L'icône du cinéma français des décennies 1960 et 1970 recevra dans la soirée cette Palme pour l'ensemble de sa carrière des mains de sa fille Anouchka.
Si cette Palme, après celles remises à Jean-Paul Belmondo ou Jean-Pierre Léaud, apparaît comme une récompense tardive pour celui qui a tourné avec des réalisateurs de premier ordre comme Visconti, Melville ou Antonioni, elle a toutefois déclenché une polémique avant même le début du Festival.
Des féministes ont reproché à l'acteur d'être "raciste, homophobe et misogyne", selon les termes de l'association américaine Women and Hollywood, s'appuyant sur des propos qu'il a tenus par le passé. Une pétition, qui a recueilli plus de 25.000 signatures, a demandé à Cannes de "ne pas l'honorer".
"Pas d'honneur pour les agresseurs", a réagi également le collectif français Osez le féminisme. "#MeToo ne nous a donc rien appris? Nous exigeons que le Festival de Cannes refuse d'honorer un agresseur misogyne".
Dans le JDD, l'acteur a reproché à ses détracteurs d'avoir "inventé des déclarations".
"Je ne suis pas contre le mariage gay, je m'en fous : les gens font ce qu'ils veulent. Mais je suis contre l'adoption par deux personnes du même sexe (...) J'ai dit que j'avais giflé une femme ? Oui. Et j'aurais dû ajouter que j'ai plus reçu de baffes que je n'en ai données. Dans ma vie, je n'ai jamais harcelé une femme".
"On a voulu me coller l'étiquette extrême droite parce que j'ai raconté que j'étais copain avec (Jean-Marie) Le Pen depuis l'armée. Non, je suis de droite, point", a-t-il encore dit.
Dénonçant une "police politique", le délégué général Thierry Frémaux a également défendu l'acteur en début de semaine: "Alain Delon a le droit de penser ce qu'il pense", a-t-il dit, estimant "compliqué de juger avec les lunettes d'aujourd'hui des choses qui se sont passées et dites il y a quelques années".
S'il a accepté de recevoir cette Palme d'honneur, le comédien de 83 ans, au caractère orageux a par ailleurs toujours entretenu des relations mouvementées avec le Festival de Cannes.
"plus jamais les marches"
Il était venu pour la dernière fois sur la Croisette en 2013 pour la projection d'une copie restaurée de "Plein Soleil" de René Clément, "son maître absolu", après avoir présenté en 2010 une version restaurée du "Guépard".
Mais avant cela, il avait boudé pendant dix ans le festival, vexé de ne pas avoir été invité, tout comme Jean-Paul Belmondo, aux célébrations du 50e anniversaire en 1997.

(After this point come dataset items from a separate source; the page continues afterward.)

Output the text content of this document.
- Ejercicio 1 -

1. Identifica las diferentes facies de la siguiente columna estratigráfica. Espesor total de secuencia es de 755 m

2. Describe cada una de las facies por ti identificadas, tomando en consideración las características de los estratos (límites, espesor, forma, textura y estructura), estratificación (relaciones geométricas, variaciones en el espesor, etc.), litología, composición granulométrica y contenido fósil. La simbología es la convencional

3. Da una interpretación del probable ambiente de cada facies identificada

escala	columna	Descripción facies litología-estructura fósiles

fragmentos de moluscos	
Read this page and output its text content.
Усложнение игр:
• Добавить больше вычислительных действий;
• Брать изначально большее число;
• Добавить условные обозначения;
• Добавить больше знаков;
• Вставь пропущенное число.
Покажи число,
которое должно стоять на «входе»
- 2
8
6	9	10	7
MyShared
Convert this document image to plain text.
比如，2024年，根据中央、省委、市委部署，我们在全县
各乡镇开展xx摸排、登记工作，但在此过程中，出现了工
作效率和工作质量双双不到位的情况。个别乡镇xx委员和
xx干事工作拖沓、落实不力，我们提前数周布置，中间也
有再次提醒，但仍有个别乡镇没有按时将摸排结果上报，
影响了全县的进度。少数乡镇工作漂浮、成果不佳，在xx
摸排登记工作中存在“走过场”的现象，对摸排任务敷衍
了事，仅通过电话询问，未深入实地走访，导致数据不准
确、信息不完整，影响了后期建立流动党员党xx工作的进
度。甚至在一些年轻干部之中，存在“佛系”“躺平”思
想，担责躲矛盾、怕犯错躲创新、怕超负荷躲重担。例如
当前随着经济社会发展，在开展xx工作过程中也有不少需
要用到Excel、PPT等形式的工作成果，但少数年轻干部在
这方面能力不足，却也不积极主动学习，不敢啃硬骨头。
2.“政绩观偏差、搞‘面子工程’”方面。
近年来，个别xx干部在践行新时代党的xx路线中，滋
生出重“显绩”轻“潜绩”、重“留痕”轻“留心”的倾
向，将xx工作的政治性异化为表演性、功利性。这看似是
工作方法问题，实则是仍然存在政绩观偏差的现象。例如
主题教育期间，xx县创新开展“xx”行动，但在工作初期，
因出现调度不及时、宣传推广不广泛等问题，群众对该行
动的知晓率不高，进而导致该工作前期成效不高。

C'est pourtant à Cannes qu'Alain Delon a mis un premier pied dans le cinéma en 1957, invité par son ami Jean-Claude Brialy.
Il montera ensuite pour la première fois les marches cannoises en 1961 pour "Quelle joie de vivre" de René Clément, en compétition, puis pour "L'Eclipse" de Michelangelo Antonioni en 1962, Prix du jury, et "Le Guépard" de Luchino Visconti, Palme d'or 1963.
Mais en 1976, alors qu'il vient avec "Monsieur Klein" de Joseph Losey, le film est froidement accueilli, provoquant l'agacement de l'acteur.
Cette première fâcherie avec Cannes s'amplifie en 1984, quand "Notre histoire" de Bertrand Blier, dans lequel il joue, n'est pas sélectionné. Alain Delon se livre alors à un réquisitoire au vitriol contre les responsables du festival.
Il faudra attendre la présence en compétition de "Nouvelle vague" de Jean-Luc Godard, en 1990, pour qu'il fasse un retour à Cannes en fanfare, prenant un bain de foule.
En 1992, l'acteur, qui aime tester sa popularité, récidive en se rendant à pied à la projection du "Retour de Casanova" d'Edouard Niermans.
Mais cette nouvelle idylle ne sera que de courte durée. Il boude à nouveau le festival à partir de 1997, déclarant même en 2006 qu'il ne montera "plus jamais les marches".
Les retrouvailles seront pourtant célébrées en 2007, alors qu'il est invité pour le 60e Festival. "Il n'y a que les imbéciles qui ne changent pas d'avis!", avait-il commenté alors, arborant un badge marqué "star" et enflammant à nouveau la foule.